Die Shaolin-Meisterin des Irgendwie

When _9.-13.6.2009
Where _Swiss Art Awards 2009
Acryl und Kunstharz auf Pappelsperrholz

Mehrteilige Installation 6 Tafeln 252 x 185 cm, 2 Platten 42 x 58 cm, 1 Weisswandtafel

Ein Bild malen heisst, sich an einen einfühlsamen Betrachter zu wenden. Kunst im öffentlichen Raum hingegen setzt sich der ahnungslosen, der unwilligen Masse aus. Sie ist, was Planung, Umsetzung und Strukturierung betrifft, generalstabsmässig geplanter Feldzug mit dem Ziel, den (Kunst-)Feind zu überrumpeln. Wenn Anna Kanai, bekannt durch ihre Arbeiten im öffentlichen Raum, sich in die Intimität des Ateliers begibt, entwaffnet sie sich selbst. Sie, die in Fotografie und Video ausgebildete und in vielfältigen Kunstprojekten des öffentlichen Raumes erprobte Künstlerin, wird so selbst zum Einsatz: Was geschieht mit ihrem Künstlertum, wenn es sich dessen innerster Grotte, wenn es sich dem Privatraum Atelier stellt? In täglichen Protokollen hat Kanai diesen Selbstversuch zu fassen versucht – und auf riesigen Sperrholzplatten, die halb Bild, halb Protokoll sind malerisch festgehalten.
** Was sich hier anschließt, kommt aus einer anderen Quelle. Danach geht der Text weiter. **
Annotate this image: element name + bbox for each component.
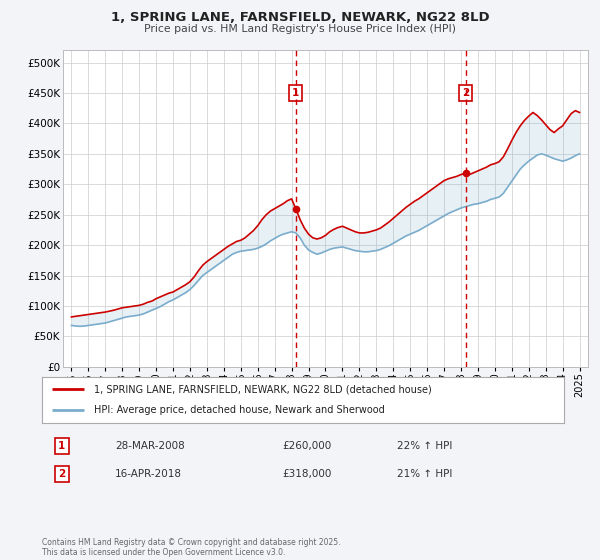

Sich die Atelier-Intimität zu leisten heisst auch, vor einem Wunschtraum in die Knie zu gehen, der vielleicht in jedem Künstler des öffentlichen Raumes lauert. Und doch ist das kein Canossa-Gang, Anna Kanai will nicht lernen, was Ännchen nicht lernte. Schon eher erinnert Kanais Atelier-Experiment an ihr Projekt „storage space“, in dem sie einen containergrossen Lagerraum zum Atelier umfunktionierte. Daraus hervorgegangen ist eine Foto-Serie, doch wie die vorliegenden Bilder waren auch diese Fotografien Spuren und Indizien eines Selbstexperimentes.